Macro photography is very harsh. When viewed with the naked eye the tank appears much smoother. Yes, you can see a few lines on the tank but this is because I did nothing but wash the tank before painting to test the quality of the print. With my next model I’ll spend some time smoothing the surface even further.

The tank end-pieces also came out quite well. There are a few more surface marks on these pieces which I think will be unavoidable no matter how the pieces are orientated during printing but once they’ve been painted the print marks are more or less invisible from the distances they’ll be viewed from on most layouts.

However, this did give me an idea for future tanktainers. I’m going to produce both full models but also tanktainers as kits that can use a piece of scale size tube for the tank. This will avoid the need to sand and polish between fine details on the tank and also lower the cost of printing slightly.

Tabs & Slots

It’s very easy to lose track of quite how small the details you are creating actually are when you are working in a CAD program. You can enlarge your creation without any limitations and focus on details you’d probably never even be able see in real-life. For this reason I think my idea to have the tanktainer frame slot together using tabs and slots, which seemed reasonable when looking at the model in FreeCAD was a little optimistic.

Although the printed tanktainer did slot together using the tabs they were too small to do this reliably. They will need to be redesigned and made larger on future prints.

I also found that the slot I’d cut in the frame to orientate the tank correctly made the end frame very delicate.
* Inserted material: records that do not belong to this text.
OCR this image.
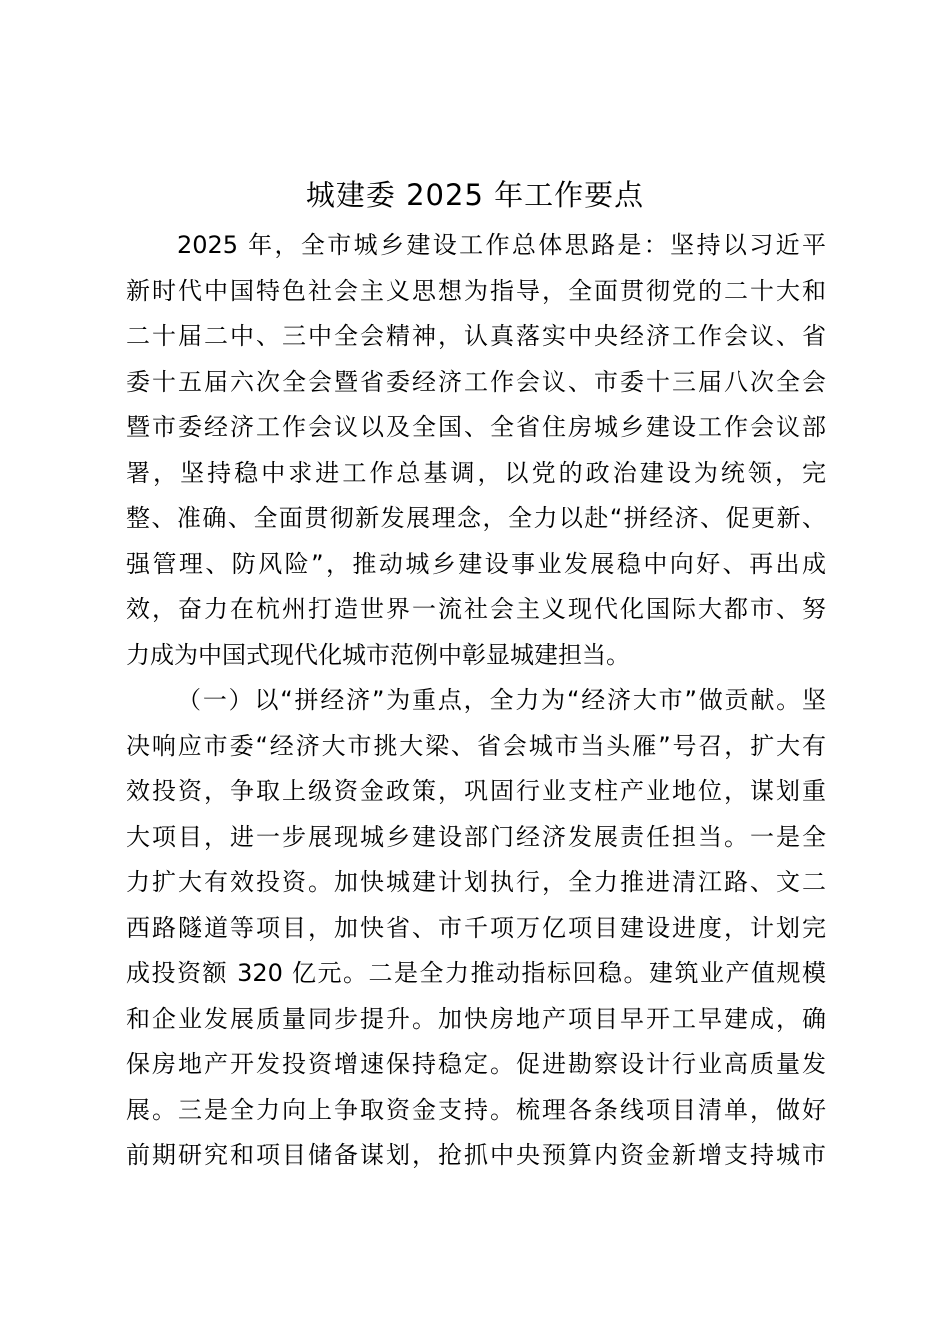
城建委 2025 年工作要点
2025 年，全市城乡建设工作总体思路是：坚持以习近平
新时代中国特色社会主义思想为指导，全面贯彻党的二十大和
二十届二中、三中全会精神，认真落实中央经济工作会议、省
委十五届六次全会暨省委经济工作会议、市委十三届八次全会
暨市委经济工作会议以及全国、全省住房城乡建设工作会议部
署，坚持稳中求进工作总基调，以党的政治建设为统领，完
整、准确、全面贯彻新发展理念，全力以赴“拼经济、促更新、
强管理、防风险”，推动城乡建设事业发展稳中向好、再出成
效，奋力在杭州打造世界一流社会主义现代化国际大都市、努
力成为中国式现代化城市范例中彰显城建担当。
（一）以“拼经济”为重点，全力为“经济大市”做贡献。坚
决响应市委“经济大市挑大梁、省会城市当头雁”号召，扩大有
效投资，争取上级资金政策，巩固行业支柱产业地位，谋划重
大项目，进一步展现城乡建设部门经济发展责任担当。一是全
力扩大有效投资。加快城建计划执行，全力推进清江路、文二
西路隧道等项目，加快省、市千项万亿项目建设进度，计划完
成投资额 320 亿元。二是全力推动指标回稳。建筑业产值规模
和企业发展质量同步提升。加快房地产项目早开工早建成，确
保房地产开发投资增速保持稳定。促进勘察设计行业高质量发
展。三是全力向上争取资金支持。梳理各条线项目清单，做好
前期研究和项目储备谋划，抢抓中央预算内资金新增支持城市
This snapped when the parts were pushed together.

I’ll have to be more careful about positioning of tabs and slots and leaving enough clearance for parts to slide together in future models.

Cost Of Printing

The cost of printing was fairly high but this was largely down to how I created the model. I’ve since found it is much more economical to create a single model that incorporates both frame and tank connected by sprues rather than using individual frame and tank models I created originally.
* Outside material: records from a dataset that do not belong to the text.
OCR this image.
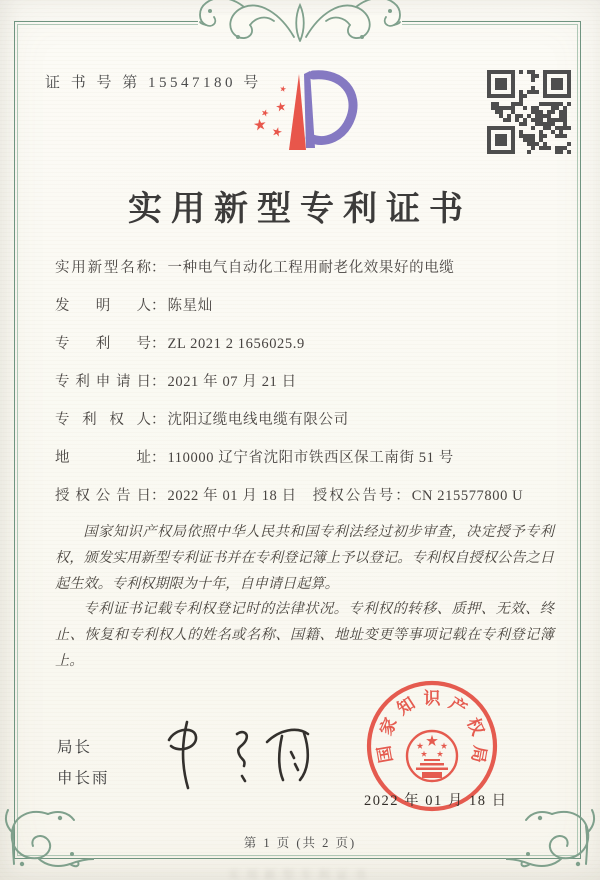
证 书 号 第 15547180 号
实用新型专利证书
实用新型名称： 一种电气自动化工程用耐老化效果好的电缆
发明人： 陈星灿
专利号： ZL 2021 2 1656025.9
专利申请日： 2021 年 07 月 21 日
专利权人： 沈阳辽缆电线电缆有限公司
地址： 110000 辽宁省沈阳市铁西区保工南街 51 号
授权公告日： 2022 年 01 月 18 日 授权公告号： CN 215577800 U

国家知识产权局依照中华人民共和国专利法经过初步审查，决定授予专利权，颁发实用新型专利证书并在专利登记簿上予以登记。专利权自授权公告之日起生效。专利权期限为十年，自申请日起算。

专利证书记载专利权登记时的法律状况。专利权的转移、质押、无效、终止、恢复和专利权人的姓名或名称、国籍、地址变更等事项记载在专利登记簿上。

局长
申长雨
国
家
知 识 产
权
局
2022 年 01 月 18 日
第 1 页 (共 2 页)
实用新型专利证书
It’s also worth trying to design models with the smallest footprint possible. The more space in the 3D printer your model uses the higher the cost! Future models will be much more efficiently arranged to minimise their footprints.

Remember To Check and Double Check Your Models Before Uploading

Simple advice that applies to most walks of life that I wish I’d followed. When I uploaded my first 3D print to the Shapeways website I accidentally uploaded a model with a solid tank. I’d somehow meshed a version of the tank that hadn’t been hollowed out yet. Taking the time to check my model before uploading would have saved me a few pounds.

Overall I’d call this test print a success and I’m already working on new and revised models. I’ll post more soon.